Eric poured himself more wine, drank it and stood up.
"Going out for a smoke," he explained. "Be a second." He took the wine with him.
"What?" Taylor asked loudly.
Outside, the breeze seemed only to turn the enveloping fog on itself. The air was sweet. Eric felt excited but confused. What was with the looks Annie was giving him? Did she have a clue how lovely she looked with her guileless Oregon-blue eyes? She seemed innocent but mysterious. Clearly the husband was a menace. He was in danger.
In recent years Eric had tried to internalize a mechanism that controlled his impulsiveness. But he had gone on drinking and smoking too much dope, traveling too much. Strange thoughts assailed him. In Haiti, it might have been, or Indonesia — somewhere that powerful, perhaps infernal, supernatural beings roamed — he dreamed that an unmanageable spirit had entered into him. Flashbacks? Second adolescence on the way down? One never knew.
He smoked one Marlboro after another. Turning toward the Shumways' door, he thought, Make an entrance! An inappropriate urge, like so many. He opened the door dramatically to face them. Annie looked alarmed. Eric marched to the table and opened the second bottle of wine.
"Hey," he said. "Sorry, bad habit."
"Well," she said, "it reheats."
Taylor served the stew in silence, a somnambulist waiter. Eric noticed that the cardinal's struggles continued into darkness. He thought that unusual.

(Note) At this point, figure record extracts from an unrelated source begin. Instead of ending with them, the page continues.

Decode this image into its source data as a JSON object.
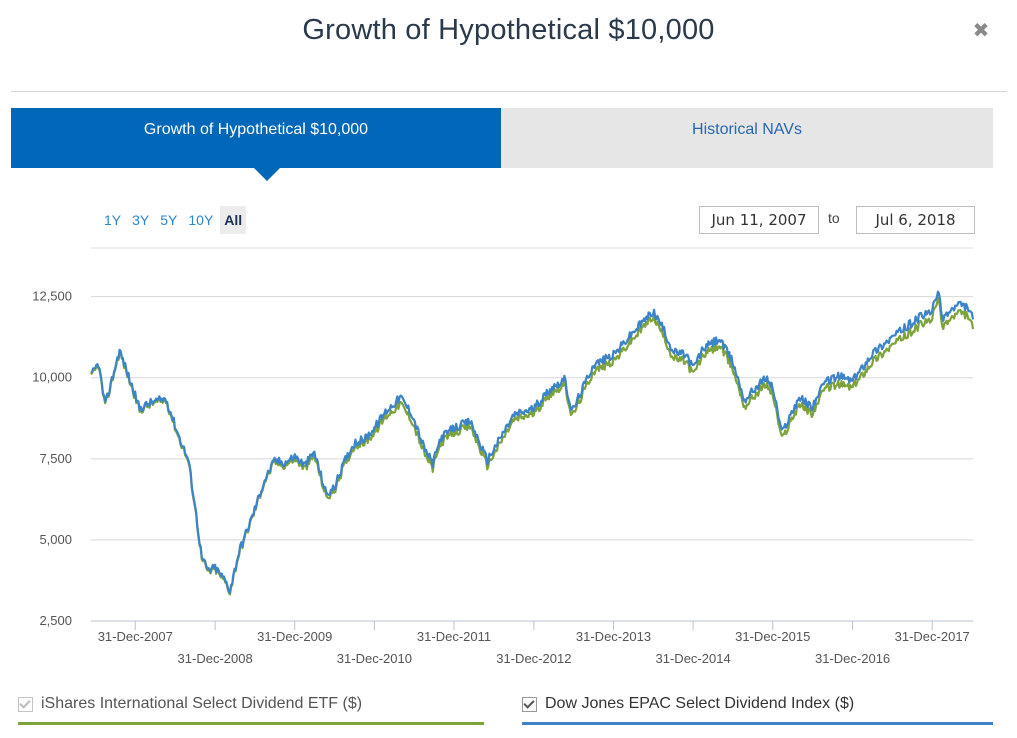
{
  "modal": {
    "title": "Growth of Hypothetical $10,000",
    "close_icon": "close-icon"
  },
  "tabs": [
    {
      "label": "Growth of Hypothetical $10,000",
      "active": true
    },
    {
      "label": "Historical NAVs",
      "active": false
    }
  ],
  "ranges": [
    {
      "label": "1Y",
      "active": false
    },
    {
      "label": "3Y",
      "active": false
    },
    {
      "label": "5Y",
      "active": false
    },
    {
      "label": "10Y",
      "active": false
    },
    {
      "label": "All",
      "active": true
    }
  ],
  "dates": {
    "from": "Jun 11, 2007",
    "to_label": "to",
    "to": "Jul 6, 2018"
  },
  "legend": [
    {
      "label": "iShares International Select Dividend ETF ($)",
      "checked": true,
      "disabled": true,
      "color": "#7ea33a"
    },
    {
      "label": "Dow Jones EPAC Select Dividend Index ($)",
      "checked": true,
      "disabled": false,
      "color": "#3c84c7"
    }
  ],
  "chart_data": {
    "type": "line",
    "y_ticks": [
      2500,
      5000,
      7500,
      10000,
      12500
    ],
    "y_tick_labels": [
      "2,500",
      "5,000",
      "7,500",
      "10,000",
      "12,500"
    ],
    "ylim": [
      2500,
      12500
    ],
    "xlim": [
      "2007-06-11",
      "2018-07-06"
    ],
    "x_ticks": [
      "2007-12-31",
      "2008-12-31",
      "2009-12-31",
      "2010-12-31",
      "2011-12-31",
      "2012-12-31",
      "2013-12-31",
      "2014-12-31",
      "2015-12-31",
      "2016-12-31",
      "2017-12-31"
    ],
    "x_tick_labels": [
      "31-Dec-2007",
      "31-Dec-2008",
      "31-Dec-2009",
      "31-Dec-2010",
      "31-Dec-2011",
      "31-Dec-2012",
      "31-Dec-2013",
      "31-Dec-2014",
      "31-Dec-2015",
      "31-Dec-2016",
      "31-Dec-2017"
    ],
    "series": [
      {
        "name": "iShares International Select Dividend ETF ($)",
        "color": "#7ea33a",
        "points": [
          [
            "2007-06-11",
            10000
          ],
          [
            "2007-07-15",
            10400
          ],
          [
            "2007-08-15",
            9100
          ],
          [
            "2007-10-20",
            10800
          ],
          [
            "2007-11-30",
            10000
          ],
          [
            "2008-01-20",
            9000
          ],
          [
            "2008-03-15",
            9200
          ],
          [
            "2008-05-20",
            9300
          ],
          [
            "2008-07-15",
            8200
          ],
          [
            "2008-08-31",
            7400
          ],
          [
            "2008-09-30",
            6000
          ],
          [
            "2008-10-31",
            4400
          ],
          [
            "2008-11-30",
            4000
          ],
          [
            "2008-12-31",
            4100
          ],
          [
            "2009-02-15",
            3700
          ],
          [
            "2009-03-09",
            3400
          ],
          [
            "2009-04-20",
            4600
          ],
          [
            "2009-06-15",
            5600
          ],
          [
            "2009-08-15",
            6800
          ],
          [
            "2009-09-30",
            7400
          ],
          [
            "2009-11-15",
            7300
          ],
          [
            "2009-12-31",
            7500
          ],
          [
            "2010-02-15",
            7200
          ],
          [
            "2010-03-31",
            7600
          ],
          [
            "2010-05-25",
            6300
          ],
          [
            "2010-06-30",
            6500
          ],
          [
            "2010-08-15",
            7300
          ],
          [
            "2010-09-30",
            7900
          ],
          [
            "2010-11-15",
            8000
          ],
          [
            "2010-12-31",
            8300
          ],
          [
            "2011-02-20",
            8800
          ],
          [
            "2011-04-30",
            9200
          ],
          [
            "2011-06-20",
            8700
          ],
          [
            "2011-08-15",
            7700
          ],
          [
            "2011-09-25",
            7200
          ],
          [
            "2011-10-31",
            8000
          ],
          [
            "2011-12-31",
            8300
          ],
          [
            "2012-03-15",
            8500
          ],
          [
            "2012-05-31",
            7300
          ],
          [
            "2012-07-31",
            8000
          ],
          [
            "2012-09-30",
            8700
          ],
          [
            "2012-12-31",
            8900
          ],
          [
            "2013-03-15",
            9500
          ],
          [
            "2013-05-20",
            9800
          ],
          [
            "2013-06-24",
            8800
          ],
          [
            "2013-09-30",
            10200
          ],
          [
            "2013-12-31",
            10500
          ],
          [
            "2014-03-31",
            11200
          ],
          [
            "2014-06-30",
            11900
          ],
          [
            "2014-08-10",
            11400
          ],
          [
            "2014-09-30",
            10600
          ],
          [
            "2014-11-30",
            10500
          ],
          [
            "2014-12-31",
            10100
          ],
          [
            "2015-02-15",
            10700
          ],
          [
            "2015-04-30",
            11000
          ],
          [
            "2015-06-30",
            10300
          ],
          [
            "2015-08-24",
            9100
          ],
          [
            "2015-09-30",
            9400
          ],
          [
            "2015-11-30",
            9800
          ],
          [
            "2015-12-31",
            9500
          ],
          [
            "2016-02-11",
            8100
          ],
          [
            "2016-04-30",
            9200
          ],
          [
            "2016-06-27",
            8900
          ],
          [
            "2016-08-31",
            9700
          ],
          [
            "2016-10-31",
            9800
          ],
          [
            "2016-12-31",
            9700
          ],
          [
            "2017-03-31",
            10500
          ],
          [
            "2017-06-30",
            11000
          ],
          [
            "2017-08-31",
            11300
          ],
          [
            "2017-10-31",
            11600
          ],
          [
            "2017-12-31",
            11800
          ],
          [
            "2018-01-26",
            12500
          ],
          [
            "2018-02-15",
            11600
          ],
          [
            "2018-04-30",
            12000
          ],
          [
            "2018-06-15",
            11900
          ],
          [
            "2018-07-06",
            11500
          ]
        ]
      },
      {
        "name": "Dow Jones EPAC Select Dividend Index ($)",
        "color": "#3c84c7",
        "points": [
          [
            "2007-06-11",
            10050
          ],
          [
            "2007-07-15",
            10450
          ],
          [
            "2007-08-15",
            9150
          ],
          [
            "2007-10-20",
            10850
          ],
          [
            "2007-11-30",
            10050
          ],
          [
            "2008-01-20",
            9050
          ],
          [
            "2008-03-15",
            9250
          ],
          [
            "2008-05-20",
            9350
          ],
          [
            "2008-07-15",
            8250
          ],
          [
            "2008-08-31",
            7450
          ],
          [
            "2008-09-30",
            6050
          ],
          [
            "2008-10-31",
            4450
          ],
          [
            "2008-11-30",
            4050
          ],
          [
            "2008-12-31",
            4150
          ],
          [
            "2009-02-15",
            3750
          ],
          [
            "2009-03-09",
            3450
          ],
          [
            "2009-04-20",
            4650
          ],
          [
            "2009-06-15",
            5650
          ],
          [
            "2009-08-15",
            6850
          ],
          [
            "2009-09-30",
            7450
          ],
          [
            "2009-11-15",
            7380
          ],
          [
            "2009-12-31",
            7580
          ],
          [
            "2010-02-15",
            7300
          ],
          [
            "2010-03-31",
            7700
          ],
          [
            "2010-05-25",
            6400
          ],
          [
            "2010-06-30",
            6600
          ],
          [
            "2010-08-15",
            7400
          ],
          [
            "2010-09-30",
            8000
          ],
          [
            "2010-11-15",
            8100
          ],
          [
            "2010-12-31",
            8450
          ],
          [
            "2011-02-20",
            8950
          ],
          [
            "2011-04-30",
            9400
          ],
          [
            "2011-06-20",
            8900
          ],
          [
            "2011-08-15",
            7850
          ],
          [
            "2011-09-25",
            7350
          ],
          [
            "2011-10-31",
            8150
          ],
          [
            "2011-12-31",
            8450
          ],
          [
            "2012-03-15",
            8650
          ],
          [
            "2012-05-31",
            7450
          ],
          [
            "2012-07-31",
            8150
          ],
          [
            "2012-09-30",
            8850
          ],
          [
            "2012-12-31",
            9050
          ],
          [
            "2013-03-15",
            9650
          ],
          [
            "2013-05-20",
            9950
          ],
          [
            "2013-06-24",
            8950
          ],
          [
            "2013-09-30",
            10400
          ],
          [
            "2013-12-31",
            10700
          ],
          [
            "2014-03-31",
            11400
          ],
          [
            "2014-06-30",
            12050
          ],
          [
            "2014-08-10",
            11600
          ],
          [
            "2014-09-30",
            10800
          ],
          [
            "2014-11-30",
            10700
          ],
          [
            "2014-12-31",
            10300
          ],
          [
            "2015-02-15",
            10900
          ],
          [
            "2015-04-30",
            11200
          ],
          [
            "2015-06-30",
            10500
          ],
          [
            "2015-08-24",
            9300
          ],
          [
            "2015-09-30",
            9600
          ],
          [
            "2015-11-30",
            10000
          ],
          [
            "2015-12-31",
            9700
          ],
          [
            "2016-02-11",
            8300
          ],
          [
            "2016-04-30",
            9400
          ],
          [
            "2016-06-27",
            9100
          ],
          [
            "2016-08-31",
            9900
          ],
          [
            "2016-10-31",
            10050
          ],
          [
            "2016-12-31",
            9900
          ],
          [
            "2017-03-31",
            10750
          ],
          [
            "2017-06-30",
            11250
          ],
          [
            "2017-08-31",
            11550
          ],
          [
            "2017-10-31",
            11850
          ],
          [
            "2017-12-31",
            12050
          ],
          [
            "2018-01-26",
            12700
          ],
          [
            "2018-02-15",
            11850
          ],
          [
            "2018-04-30",
            12250
          ],
          [
            "2018-06-15",
            12150
          ],
          [
            "2018-07-06",
            11800
          ]
        ]
      }
    ]
  }
}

"Veggies, right?" Eric asked them. "Love 'em! Never eat anything with a face. Seriously," he asked them, "I mean, what is meat? A certain consistency to the teeth. A rub for the gums. Like chomp chomp, right? No more to it. Hey, guys," Eric said, "how about some more plonkorino?" He poured some into his fruit glass. "Overpriced? Yes! And yet? Not so bad."
Taylor had begun to smile unpleasantly. Eric looked at the plate before him. He took a forkful of the vegetable stew and put it in his mouth, as much to silence himself as anything else. He glanced at Annie. She seemed strangely calm.